Ya empezó el mes de octubre y el calorcito se hace cada vez más presente. Y aunque a veces no lo veamos… el sol siempre está. Descubrí cómo disfrutar de él, cuidando tu piel. 

Estamos en la etapa del año en la que los días se vuelven más luminosos y las horas parecen ser más largas. Esta es la temporada más esperada por muchas personas, sobre todo después del frío invierno.

Llegan las fiestas y reuniones sociales al aire libre y cada vez estamos más cerca de las tardes de pileta y mates con nuestras amistades. 

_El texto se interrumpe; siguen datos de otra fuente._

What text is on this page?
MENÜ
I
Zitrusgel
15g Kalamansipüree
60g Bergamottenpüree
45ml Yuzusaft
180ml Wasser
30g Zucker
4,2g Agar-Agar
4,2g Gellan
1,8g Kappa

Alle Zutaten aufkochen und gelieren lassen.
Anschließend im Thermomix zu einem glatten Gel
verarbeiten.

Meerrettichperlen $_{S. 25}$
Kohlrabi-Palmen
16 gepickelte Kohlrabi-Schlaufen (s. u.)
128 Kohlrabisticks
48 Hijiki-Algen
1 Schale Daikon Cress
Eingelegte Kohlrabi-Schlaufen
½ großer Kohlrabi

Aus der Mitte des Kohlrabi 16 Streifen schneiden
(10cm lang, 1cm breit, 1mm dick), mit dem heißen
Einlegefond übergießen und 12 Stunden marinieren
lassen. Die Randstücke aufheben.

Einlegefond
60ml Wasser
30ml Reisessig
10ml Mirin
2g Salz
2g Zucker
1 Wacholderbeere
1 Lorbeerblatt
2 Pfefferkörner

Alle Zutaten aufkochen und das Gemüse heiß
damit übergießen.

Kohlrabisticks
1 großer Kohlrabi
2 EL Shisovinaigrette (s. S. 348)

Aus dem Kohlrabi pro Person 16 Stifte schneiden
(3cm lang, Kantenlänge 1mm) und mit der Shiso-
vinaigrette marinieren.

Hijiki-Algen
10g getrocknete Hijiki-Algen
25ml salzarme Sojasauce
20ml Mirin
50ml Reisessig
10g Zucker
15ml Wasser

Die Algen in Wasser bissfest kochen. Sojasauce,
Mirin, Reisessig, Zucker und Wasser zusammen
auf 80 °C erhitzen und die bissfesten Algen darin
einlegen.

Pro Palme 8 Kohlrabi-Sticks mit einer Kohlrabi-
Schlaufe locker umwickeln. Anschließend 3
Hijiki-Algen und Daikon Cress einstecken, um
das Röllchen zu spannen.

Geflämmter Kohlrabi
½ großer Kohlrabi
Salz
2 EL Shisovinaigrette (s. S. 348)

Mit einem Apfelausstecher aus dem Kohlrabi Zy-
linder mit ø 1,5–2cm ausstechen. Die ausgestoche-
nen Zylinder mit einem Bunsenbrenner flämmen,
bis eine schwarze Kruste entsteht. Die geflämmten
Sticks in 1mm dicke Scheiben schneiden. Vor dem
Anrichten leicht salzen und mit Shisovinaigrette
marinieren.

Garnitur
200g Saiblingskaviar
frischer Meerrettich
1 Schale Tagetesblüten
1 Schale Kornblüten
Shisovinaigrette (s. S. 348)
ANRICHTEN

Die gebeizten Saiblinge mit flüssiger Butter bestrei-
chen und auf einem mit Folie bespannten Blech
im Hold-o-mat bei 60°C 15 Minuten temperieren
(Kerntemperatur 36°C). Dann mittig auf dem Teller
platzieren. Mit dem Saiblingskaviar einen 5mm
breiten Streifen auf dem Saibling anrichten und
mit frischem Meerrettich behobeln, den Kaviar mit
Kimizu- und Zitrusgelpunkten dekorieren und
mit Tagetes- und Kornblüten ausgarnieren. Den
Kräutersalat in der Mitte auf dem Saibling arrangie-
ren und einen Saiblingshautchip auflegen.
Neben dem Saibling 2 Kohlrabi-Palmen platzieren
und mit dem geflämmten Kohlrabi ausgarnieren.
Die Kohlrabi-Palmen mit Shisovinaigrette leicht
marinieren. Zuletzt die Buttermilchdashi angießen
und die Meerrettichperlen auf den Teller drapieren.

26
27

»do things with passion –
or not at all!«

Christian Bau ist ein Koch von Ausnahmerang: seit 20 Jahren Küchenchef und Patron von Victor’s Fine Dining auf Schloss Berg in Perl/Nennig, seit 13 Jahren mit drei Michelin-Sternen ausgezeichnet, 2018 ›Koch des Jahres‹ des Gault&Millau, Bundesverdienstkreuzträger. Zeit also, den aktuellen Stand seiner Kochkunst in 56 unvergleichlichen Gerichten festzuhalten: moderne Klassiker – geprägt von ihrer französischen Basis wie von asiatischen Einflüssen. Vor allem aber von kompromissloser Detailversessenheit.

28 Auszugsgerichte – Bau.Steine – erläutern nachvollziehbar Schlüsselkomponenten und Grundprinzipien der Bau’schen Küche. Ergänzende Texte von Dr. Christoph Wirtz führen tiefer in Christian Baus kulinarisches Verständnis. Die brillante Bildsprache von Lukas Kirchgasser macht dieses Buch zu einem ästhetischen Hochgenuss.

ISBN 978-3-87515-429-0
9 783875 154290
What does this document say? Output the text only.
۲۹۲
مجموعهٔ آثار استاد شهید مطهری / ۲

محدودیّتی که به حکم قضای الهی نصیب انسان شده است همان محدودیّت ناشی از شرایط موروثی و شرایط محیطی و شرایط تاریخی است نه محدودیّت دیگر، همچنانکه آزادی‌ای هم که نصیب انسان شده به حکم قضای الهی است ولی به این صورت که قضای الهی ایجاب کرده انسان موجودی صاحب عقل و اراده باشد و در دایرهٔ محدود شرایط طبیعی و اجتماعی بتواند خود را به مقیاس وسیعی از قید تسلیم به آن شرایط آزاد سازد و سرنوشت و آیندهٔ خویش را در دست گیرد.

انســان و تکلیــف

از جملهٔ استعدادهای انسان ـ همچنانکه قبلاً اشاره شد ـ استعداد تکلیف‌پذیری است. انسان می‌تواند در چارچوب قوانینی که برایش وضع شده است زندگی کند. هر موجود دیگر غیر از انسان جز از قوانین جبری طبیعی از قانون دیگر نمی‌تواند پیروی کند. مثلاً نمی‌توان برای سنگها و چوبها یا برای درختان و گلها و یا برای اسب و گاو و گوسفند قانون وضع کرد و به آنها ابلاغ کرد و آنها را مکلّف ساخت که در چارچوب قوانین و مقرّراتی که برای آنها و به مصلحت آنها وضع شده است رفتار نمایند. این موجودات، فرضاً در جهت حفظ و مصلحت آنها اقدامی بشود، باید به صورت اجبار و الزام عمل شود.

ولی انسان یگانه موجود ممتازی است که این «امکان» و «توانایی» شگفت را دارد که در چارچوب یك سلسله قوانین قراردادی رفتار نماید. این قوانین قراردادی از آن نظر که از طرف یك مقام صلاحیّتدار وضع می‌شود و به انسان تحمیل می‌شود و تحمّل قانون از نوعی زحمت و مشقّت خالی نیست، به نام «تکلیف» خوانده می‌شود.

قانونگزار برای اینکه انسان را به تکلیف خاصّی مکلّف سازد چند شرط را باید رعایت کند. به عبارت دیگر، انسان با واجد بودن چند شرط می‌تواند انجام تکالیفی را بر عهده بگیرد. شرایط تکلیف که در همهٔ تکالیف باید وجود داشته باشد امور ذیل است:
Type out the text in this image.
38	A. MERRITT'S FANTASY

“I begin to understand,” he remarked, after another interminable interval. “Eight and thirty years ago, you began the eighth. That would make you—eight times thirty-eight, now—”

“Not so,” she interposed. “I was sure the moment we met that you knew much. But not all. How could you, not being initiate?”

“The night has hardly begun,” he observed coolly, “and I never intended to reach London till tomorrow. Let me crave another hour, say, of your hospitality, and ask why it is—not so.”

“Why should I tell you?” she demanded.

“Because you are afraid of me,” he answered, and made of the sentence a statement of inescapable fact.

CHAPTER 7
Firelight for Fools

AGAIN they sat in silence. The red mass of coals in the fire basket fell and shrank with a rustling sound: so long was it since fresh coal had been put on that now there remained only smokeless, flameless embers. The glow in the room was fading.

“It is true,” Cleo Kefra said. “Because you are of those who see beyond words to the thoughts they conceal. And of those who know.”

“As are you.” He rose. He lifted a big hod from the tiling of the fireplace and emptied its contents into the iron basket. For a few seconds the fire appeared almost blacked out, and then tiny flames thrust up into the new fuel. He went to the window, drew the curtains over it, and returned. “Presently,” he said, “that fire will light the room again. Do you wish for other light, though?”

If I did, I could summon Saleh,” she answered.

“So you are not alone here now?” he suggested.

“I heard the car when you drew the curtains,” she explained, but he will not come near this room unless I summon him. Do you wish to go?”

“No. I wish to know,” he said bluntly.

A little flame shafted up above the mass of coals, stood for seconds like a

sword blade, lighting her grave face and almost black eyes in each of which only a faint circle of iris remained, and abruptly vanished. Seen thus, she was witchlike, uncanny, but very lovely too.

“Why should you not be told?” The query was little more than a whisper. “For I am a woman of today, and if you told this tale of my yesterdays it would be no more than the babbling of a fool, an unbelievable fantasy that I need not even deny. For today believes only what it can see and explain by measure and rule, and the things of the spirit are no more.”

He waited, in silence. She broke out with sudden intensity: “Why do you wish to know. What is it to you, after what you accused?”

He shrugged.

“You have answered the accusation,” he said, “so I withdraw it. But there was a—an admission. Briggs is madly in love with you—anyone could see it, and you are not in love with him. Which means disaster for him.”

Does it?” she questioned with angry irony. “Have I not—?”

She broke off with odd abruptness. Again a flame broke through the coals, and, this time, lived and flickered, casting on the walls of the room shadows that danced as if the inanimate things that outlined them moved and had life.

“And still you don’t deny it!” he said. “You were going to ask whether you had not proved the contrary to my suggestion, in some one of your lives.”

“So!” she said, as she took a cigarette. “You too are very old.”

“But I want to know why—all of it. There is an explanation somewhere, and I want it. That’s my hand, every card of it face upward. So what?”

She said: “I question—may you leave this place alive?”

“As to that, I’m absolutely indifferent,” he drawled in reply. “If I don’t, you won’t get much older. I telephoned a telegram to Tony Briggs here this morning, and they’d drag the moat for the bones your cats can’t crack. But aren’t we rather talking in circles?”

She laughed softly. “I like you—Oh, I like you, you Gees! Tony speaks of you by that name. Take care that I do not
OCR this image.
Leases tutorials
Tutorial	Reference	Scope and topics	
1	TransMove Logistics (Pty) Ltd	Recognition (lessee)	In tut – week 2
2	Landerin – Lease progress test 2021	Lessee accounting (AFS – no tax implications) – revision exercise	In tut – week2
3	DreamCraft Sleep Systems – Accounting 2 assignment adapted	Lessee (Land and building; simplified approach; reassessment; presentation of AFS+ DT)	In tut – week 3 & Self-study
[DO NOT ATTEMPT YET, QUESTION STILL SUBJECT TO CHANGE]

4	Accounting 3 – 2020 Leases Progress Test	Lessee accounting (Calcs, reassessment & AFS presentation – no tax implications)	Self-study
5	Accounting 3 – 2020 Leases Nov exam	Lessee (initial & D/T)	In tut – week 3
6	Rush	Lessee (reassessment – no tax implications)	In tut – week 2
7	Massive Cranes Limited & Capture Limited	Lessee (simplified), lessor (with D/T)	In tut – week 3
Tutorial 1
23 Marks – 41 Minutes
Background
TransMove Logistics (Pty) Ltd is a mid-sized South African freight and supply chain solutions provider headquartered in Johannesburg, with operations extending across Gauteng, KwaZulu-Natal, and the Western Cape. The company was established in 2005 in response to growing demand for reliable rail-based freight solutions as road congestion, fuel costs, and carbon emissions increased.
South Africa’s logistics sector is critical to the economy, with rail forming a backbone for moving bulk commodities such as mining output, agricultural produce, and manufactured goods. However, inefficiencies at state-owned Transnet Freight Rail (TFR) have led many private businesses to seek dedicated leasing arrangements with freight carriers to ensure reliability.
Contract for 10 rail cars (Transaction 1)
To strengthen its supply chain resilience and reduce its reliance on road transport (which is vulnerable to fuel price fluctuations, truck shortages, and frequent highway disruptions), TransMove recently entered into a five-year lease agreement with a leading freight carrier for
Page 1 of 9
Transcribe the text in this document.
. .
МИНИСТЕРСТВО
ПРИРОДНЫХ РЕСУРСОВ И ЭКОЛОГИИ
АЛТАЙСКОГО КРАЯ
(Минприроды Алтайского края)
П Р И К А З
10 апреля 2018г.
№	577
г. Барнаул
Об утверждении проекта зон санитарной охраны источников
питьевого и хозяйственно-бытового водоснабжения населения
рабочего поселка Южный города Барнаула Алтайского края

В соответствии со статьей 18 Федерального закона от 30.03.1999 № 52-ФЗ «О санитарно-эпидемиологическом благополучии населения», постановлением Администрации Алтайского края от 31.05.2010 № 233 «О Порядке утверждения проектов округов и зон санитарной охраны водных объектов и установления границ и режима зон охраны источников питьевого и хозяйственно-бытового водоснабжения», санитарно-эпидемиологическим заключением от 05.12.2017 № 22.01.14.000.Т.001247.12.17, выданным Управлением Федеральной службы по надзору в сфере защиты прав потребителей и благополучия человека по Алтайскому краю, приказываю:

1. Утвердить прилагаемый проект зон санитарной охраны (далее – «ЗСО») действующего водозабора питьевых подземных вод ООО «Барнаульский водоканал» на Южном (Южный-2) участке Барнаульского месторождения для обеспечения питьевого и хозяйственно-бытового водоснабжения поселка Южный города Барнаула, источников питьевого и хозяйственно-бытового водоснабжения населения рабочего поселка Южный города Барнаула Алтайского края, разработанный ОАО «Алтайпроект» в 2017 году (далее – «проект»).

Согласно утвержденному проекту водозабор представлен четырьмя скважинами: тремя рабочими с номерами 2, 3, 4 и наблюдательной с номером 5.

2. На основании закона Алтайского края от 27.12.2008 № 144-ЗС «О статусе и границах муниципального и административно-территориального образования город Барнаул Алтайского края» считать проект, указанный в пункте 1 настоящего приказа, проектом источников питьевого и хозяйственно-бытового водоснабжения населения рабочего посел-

Pero como sabemos, vivimos en la “tierra del sol” y por eso es muy importante tener en cuenta los cuidados para nuestra piel.

Exponerse al sol sin protector solar genera un envejecimiento prematuro

Pero, ¿qué es lo que causa el deterioro de nuestra piel? Los famosos “Rayos UV”, son rayos invisibles que forman parte de la energía que proviene del sol y llegan a la superficie de la tierra con gran radiación. 

Por lo tanto, cuando nos exponemos al sol, ya sea para obtener un buen bronceado o simplemente por el gusto de sentir el calor sobre la piel, también nos estamos exponiendo a estos rayos nocivos para la salud de nuestra piel. 

Hay una forma muy efectiva de prevenir el daño y envejecimiento prematuro de la piel causado por estos rayos: el protector solar. 

Otros de los grandes beneficios del protector solar pueden ser evitar la aparición de manchas, prolongar el bronceado, hidratar la piel, entre otras. 

Las cremas solares no sólo tienen la capacidad de proteger la piel, sino también la de hidratarla y hacer que luzca más bonita y luminosa. 

La piel al exponerse al sol tiende a resecarse y deshidratarse. Los protectores solares generan una capa que te protege de los rayos UV, manteniendo tu piel hidratada y joven por más tiempo.

¿Cómo elegir un buen protector?

Un buen protector solar tiene que ser de amplio espectro, es decir, proteger de los rayos UVA y UVB, ser resistente al agua y tener un factor de protección solar alto (SPF 30 o superior). Por otro lado, no todas las pieles son iguales, hay pieles secas, pieles grasas y pieles mixtas por ello existen varias presentaciones como leche, crema, spray, bruma, etcétera. Los compuestos fotoprotectores de estos productos evitan que la luz del sol llegue a la piel y sea absorbida: actúa como una muralla que nos protege de la radiación.

Elegir siempre un protector de marca medicinal. Es muy difícil que cualquier producto proteja en la medida que dice que lo hace. Dentro de las fórmulas farmacéuticas, hay que buscar la presentación que más se ajuste a la persona: si son fluidos, con color, sin color, compactos o en aerosol, no importa. La clave es elegir el tipo de aplicación que resulte más agradable para el uso con frecuencia.

¡Cuidá tu piel y disfrutá del solcito sin preocupaciones!